AARP Hearing Center
I was never that interested in history. A child of the ’60s, I always thought of myself as a feminist, but I happily deferred to my husband — a poli-sci major — when it came to guessing Jeopardy! questions or helping our three children with their social studies homework. All those treaties and battle dates just didn’t move me.
So in the spring of 2000, when I drove a couple of hours north of my home to tour the historic Bellamy-Ferriday House & Garden in Bethlehem, Connecticut, it was mainly to see the property’s famous lilac gardens. My mom had recently died, and I had a sense that the estate, once the country home of philanthropist and Broadway actress Caroline Ferriday, would take me out of myself and my sorrow for an afternoon.
I lingered among the sweet-scented lilacs, and then on a whim decided to tour the interior. Walking through the rambling 18th-century house, I came to Ferriday’s study, which remains just as she left it when she died, in 1990. On her desk stood a black-and-white photo of a group of smiling women. “Those are the rabbits,” the guide told me. “Prisoners at Ravensbrück, the largest all-female concentration camp in Hitler’s Third Reich.” These Catholic women had been arrested during World War II for their involvement in the Polish resistance. They were called rabbits because Nazi doctors turned them into laboratory animals, operating on their legs to insert glass, dirt and tetanus bacteria, or to remove bone or muscle tissue. Some of the 74 young Polish women subjected to these experiments died of infection or disease; others were executed when their usefulness ended. But 63 survived the war, and of these, Ferriday brought 35 to the U.S. for rehabilitation.
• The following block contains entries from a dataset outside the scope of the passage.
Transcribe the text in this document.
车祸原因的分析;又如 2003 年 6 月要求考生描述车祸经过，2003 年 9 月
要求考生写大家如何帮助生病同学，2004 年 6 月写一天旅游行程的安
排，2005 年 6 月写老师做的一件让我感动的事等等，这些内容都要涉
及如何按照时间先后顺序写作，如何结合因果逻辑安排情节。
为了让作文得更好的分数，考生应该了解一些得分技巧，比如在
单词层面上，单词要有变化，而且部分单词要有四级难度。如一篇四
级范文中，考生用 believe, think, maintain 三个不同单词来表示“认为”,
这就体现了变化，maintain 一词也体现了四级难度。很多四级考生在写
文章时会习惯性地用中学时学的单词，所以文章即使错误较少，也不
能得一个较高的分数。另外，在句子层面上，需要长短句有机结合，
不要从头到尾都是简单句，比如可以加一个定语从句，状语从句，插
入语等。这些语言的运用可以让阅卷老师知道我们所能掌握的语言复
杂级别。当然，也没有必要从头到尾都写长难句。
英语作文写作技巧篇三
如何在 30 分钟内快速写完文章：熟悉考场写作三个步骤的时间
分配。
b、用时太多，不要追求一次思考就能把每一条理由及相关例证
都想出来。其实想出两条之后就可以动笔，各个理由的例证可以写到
After hearing their story, I was unable to get these brave women out of my head. Recently retired from my job as an advertising copywriter, I had been planning to relax. Instead, day after day, I immersed myself in World War II history. I stayed up late, listening to books on tape about sea battles and the Luftwaffe as my husband slept beside me. Before long, I — a person who had never written anything much longer than a TV commercial — was traveling to Europe for research and working 12-hour days to outline a novel based on the rabbits’ story. Funny how curiosity can make a person work harder than any 9-to-5 job ever could.
In Poland I walked the cobblestoned streets where the rabbits had acted as couriers for the resistance. And in Germany I took the same train route the arrested rabbits were forced to take up to the little town of Fürstenberg, where Ravensbrück concentration camp still stands as a memorial. The camp’s barracks are gone now, having left the vast gravel parade grounds where inmates once stood for hours-long roll calls. How strange it was to stand on the site of the demolished camp infirmary, the place where the Nazi doctors had performed their experiments.